I'm trying to use MODI to OCR a window's program. It works fine for screenshots I grab programmatically using win32 interop like this:
public string SaveScreenShotToFile()
{
RECT rc;
GetWindowRect(_hWnd, out rc);
int width = rc.right - rc.left;
int height = rc.bottom - rc.top;
Bitmap bmp = new Bitmap(width, height);
Graphics gfxBmp = Graphics.FromImage(bmp);
IntPtr hdcBitmap = gfxBmp.GetHdc();
PrintWindow(_hWnd, hdcBitmap, 0);
gfxBmp.ReleaseHdc(hdcBitmap);
gfxBmp.Dispose();
string fileName = @"c:\temp\screenshots\" + Guid.NewGuid().ToString() + ".bmp";
bmp.Save(fileName);
return fileName;
}
This image is then saved to a file and ran through MODI like this:
private string GetTextFromImage(string fileName)
{
MODI.Document doc = new MODI.DocumentClass();
doc.Create(fileName);
doc.OCR(MODI.MiLANGUAGES.miLANG_ENGLISH, true, true);
MODI.Image img = (MODI.Image)doc.Images[0];
MODI.Layout layout = img.Layout;
StringBuilder sb = new StringBuilder();
for (int i = 0; i < layout.Words.Count; i++)
{
MODI.Word word = (MODI.Word)layout.Words[i];
sb.Append(word.Text);
sb.Append(" ");
}
if (sb.Length > 1)
sb.Length--;
return sb.ToString();
}
This part works fine, however, I don't want to OCR the entire screenshot, just portions of it. I try cropping the image programmatically like this:
private string SaveToCroppedImage(Bitmap original)
{
Bitmap result = original.Clone(new Rectangle(0, 0, 250, 250), original.PixelFormat);
var fileName = "c:\\" + Guid.NewGuid().ToString() + ".bmp";
result.Save(fileName, original.RawFormat);
return fileName;
}
and then OCRing this smaller image, however MODI throws an exception; 'OCR running error', the error code is -959967087.

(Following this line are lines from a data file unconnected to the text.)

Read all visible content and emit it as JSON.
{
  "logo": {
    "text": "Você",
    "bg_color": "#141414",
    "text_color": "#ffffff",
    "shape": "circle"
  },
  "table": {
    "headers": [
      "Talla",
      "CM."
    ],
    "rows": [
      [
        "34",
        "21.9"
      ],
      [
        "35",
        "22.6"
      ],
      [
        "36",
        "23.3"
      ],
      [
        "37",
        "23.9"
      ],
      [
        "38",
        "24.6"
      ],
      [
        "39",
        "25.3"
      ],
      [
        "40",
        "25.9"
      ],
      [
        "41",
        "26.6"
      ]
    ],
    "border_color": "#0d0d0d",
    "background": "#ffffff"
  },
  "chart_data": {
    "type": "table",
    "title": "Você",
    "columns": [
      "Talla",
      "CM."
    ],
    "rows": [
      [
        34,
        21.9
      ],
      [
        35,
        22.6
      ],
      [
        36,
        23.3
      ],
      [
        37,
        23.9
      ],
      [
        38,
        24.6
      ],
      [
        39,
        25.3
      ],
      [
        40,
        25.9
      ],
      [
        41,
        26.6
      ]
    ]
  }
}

Why can MODI handle the original bitmap but not the smaller version taken from it?
yes the posts in this thread helped me gettin it to work, here what i have to add:
was trying to download images ( small ones ) then ocr...

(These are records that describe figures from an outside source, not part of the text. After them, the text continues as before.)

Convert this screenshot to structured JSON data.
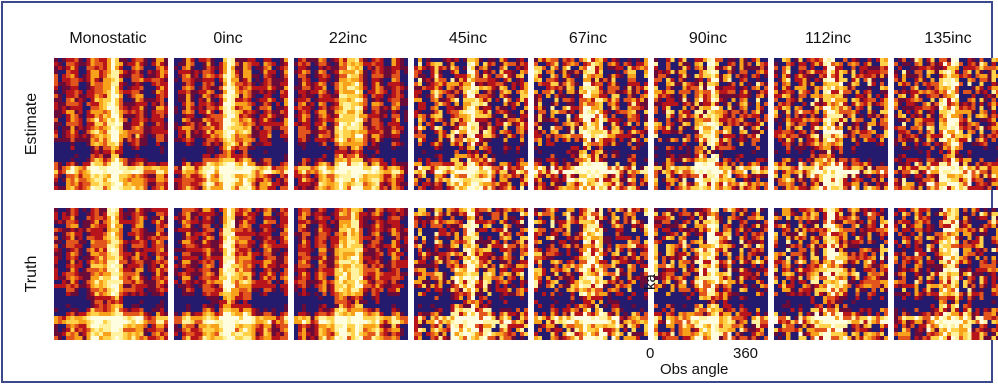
{
  "columns": [
    "Monostatic",
    "0inc",
    "22inc",
    "45inc",
    "67inc",
    "90inc",
    "112inc",
    "135inc"
  ],
  "rows": [
    "Estimate",
    "Truth"
  ],
  "axes": {
    "y_label": "ka",
    "x_label": "Obs angle",
    "x_min": "0",
    "x_max": "360"
  },
  "colors": {
    "border": "#3c4a8c",
    "palette": [
      "#fffde0",
      "#fff2a0",
      "#ffd24a",
      "#f7a21a",
      "#e2561e",
      "#b8141c",
      "#6a0c3a",
      "#241a6e"
    ]
  }
}
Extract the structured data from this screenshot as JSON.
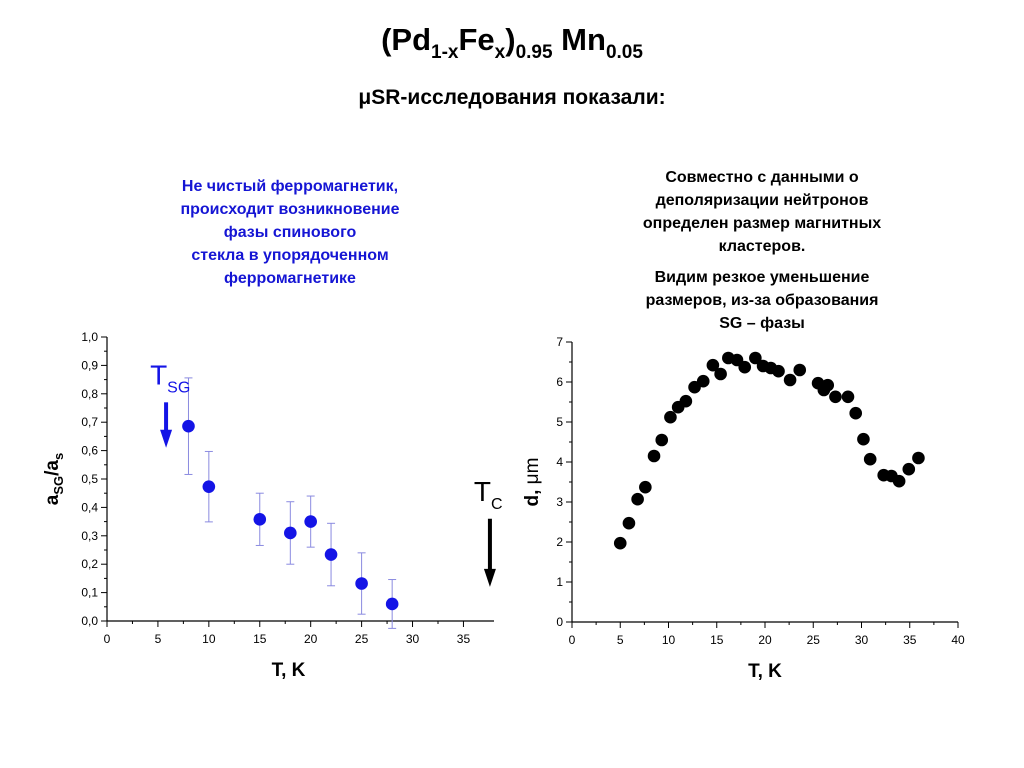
{
  "header": {
    "title_parts": [
      "(Pd",
      "1-x",
      "Fe",
      "x",
      ")",
      "0.95",
      " Mn",
      "0.05"
    ],
    "subtitle": "μSR-исследования показали:"
  },
  "left_note": {
    "lines": [
      "Не чистый ферромагнетик,",
      "происходит возникновение",
      "фазы спинового",
      "стекла в упорядоченном",
      "ферромагнетике"
    ],
    "color": "#1515d4"
  },
  "right_note": {
    "p1": [
      "Совместно с данными о",
      "деполяризации нейтронов",
      "определен размер магнитных",
      "кластеров."
    ],
    "p2": [
      "Видим резкое уменьшение",
      "размеров, из-за образования",
      "SG – фазы"
    ]
  },
  "chart_data": [
    {
      "type": "scatter",
      "xlabel": "T,  K",
      "ylabel": {
        "main": "a",
        "sub1": "SG",
        "mid": "/a",
        "sub2": "s"
      },
      "xlim": [
        0,
        38
      ],
      "ylim": [
        0,
        1.0
      ],
      "xticks": [
        0,
        5,
        10,
        15,
        20,
        25,
        30,
        35
      ],
      "xtick_labels": [
        "0",
        "5",
        "10",
        "15",
        "20",
        "25",
        "30",
        "35"
      ],
      "yticks": [
        0,
        0.1,
        0.2,
        0.3,
        0.4,
        0.5,
        0.6,
        0.7,
        0.8,
        0.9,
        1.0
      ],
      "ytick_labels": [
        "0,0",
        "0,1",
        "0,2",
        "0,3",
        "0,4",
        "0,5",
        "0,6",
        "0,7",
        "0,8",
        "0,9",
        "1,0"
      ],
      "marker_color": "#1414e6",
      "errorbar_color": "#8a8ae0",
      "points": [
        {
          "x": 8,
          "y": 0.686,
          "err": 0.17
        },
        {
          "x": 10,
          "y": 0.473,
          "err": 0.124
        },
        {
          "x": 15,
          "y": 0.358,
          "err": 0.092
        },
        {
          "x": 18,
          "y": 0.31,
          "err": 0.11
        },
        {
          "x": 20,
          "y": 0.35,
          "err": 0.09
        },
        {
          "x": 22,
          "y": 0.234,
          "err": 0.11
        },
        {
          "x": 25,
          "y": 0.132,
          "err": 0.108
        },
        {
          "x": 28,
          "y": 0.06,
          "err": 0.086
        }
      ],
      "annotations": [
        {
          "main": "T",
          "sub": "SG",
          "color": "#1414e6",
          "x": 5.8,
          "y_from": 0.77,
          "y_to": 0.61
        },
        {
          "main": "T",
          "sub": "C",
          "color": "#000000",
          "x": 37.6,
          "y_from": 0.36,
          "y_to": 0.12
        }
      ]
    },
    {
      "type": "scatter",
      "xlabel": "T, K",
      "ylabel": {
        "main": "d, ",
        "unit": "μm"
      },
      "xlim": [
        0,
        40
      ],
      "ylim": [
        0,
        7
      ],
      "xticks": [
        0,
        5,
        10,
        15,
        20,
        25,
        30,
        35,
        40
      ],
      "xtick_labels": [
        "0",
        "5",
        "10",
        "15",
        "20",
        "25",
        "30",
        "35",
        "40"
      ],
      "yticks": [
        0,
        1,
        2,
        3,
        4,
        5,
        6,
        7
      ],
      "ytick_labels": [
        "0",
        "1",
        "2",
        "3",
        "4",
        "5",
        "6",
        "7"
      ],
      "marker_color": "#000000",
      "points": [
        {
          "x": 5.0,
          "y": 1.97
        },
        {
          "x": 5.9,
          "y": 2.47
        },
        {
          "x": 6.8,
          "y": 3.07
        },
        {
          "x": 7.6,
          "y": 3.37
        },
        {
          "x": 8.5,
          "y": 4.15
        },
        {
          "x": 9.3,
          "y": 4.55
        },
        {
          "x": 10.2,
          "y": 5.12
        },
        {
          "x": 11.0,
          "y": 5.37
        },
        {
          "x": 11.8,
          "y": 5.52
        },
        {
          "x": 12.7,
          "y": 5.87
        },
        {
          "x": 13.6,
          "y": 6.02
        },
        {
          "x": 14.6,
          "y": 6.42
        },
        {
          "x": 15.4,
          "y": 6.2
        },
        {
          "x": 16.2,
          "y": 6.6
        },
        {
          "x": 17.1,
          "y": 6.55
        },
        {
          "x": 17.9,
          "y": 6.37
        },
        {
          "x": 19.0,
          "y": 6.6
        },
        {
          "x": 19.8,
          "y": 6.4
        },
        {
          "x": 20.6,
          "y": 6.35
        },
        {
          "x": 21.4,
          "y": 6.27
        },
        {
          "x": 22.6,
          "y": 6.05
        },
        {
          "x": 23.6,
          "y": 6.3
        },
        {
          "x": 25.5,
          "y": 5.97
        },
        {
          "x": 26.1,
          "y": 5.8
        },
        {
          "x": 26.5,
          "y": 5.92
        },
        {
          "x": 27.3,
          "y": 5.63
        },
        {
          "x": 28.6,
          "y": 5.63
        },
        {
          "x": 29.4,
          "y": 5.22
        },
        {
          "x": 30.2,
          "y": 4.57
        },
        {
          "x": 30.9,
          "y": 4.07
        },
        {
          "x": 32.3,
          "y": 3.67
        },
        {
          "x": 33.1,
          "y": 3.65
        },
        {
          "x": 33.9,
          "y": 3.52
        },
        {
          "x": 34.9,
          "y": 3.82
        },
        {
          "x": 35.9,
          "y": 4.1
        }
      ]
    }
  ]
}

-when processing images, it seems that theyr size must be power of 2 ! ( was able to ocr images: 512x512 , 128x128, 256x64 .. other sizes mostly failed ( like 1103x334 ))
transparent background also made troubles. I got the best results when creating a new tif with powerof2 boundary, white background, paste the downloaded image into it, save.
scaling the image did not succeed for me, since OCR is getting wrong results , specially for "german" characters like "ü"
in the end i also used: doc.OCR(MODI.MiLANGUAGES.miLANG_ENGLISH, false, false);
using modi from office 2003
greetings
womd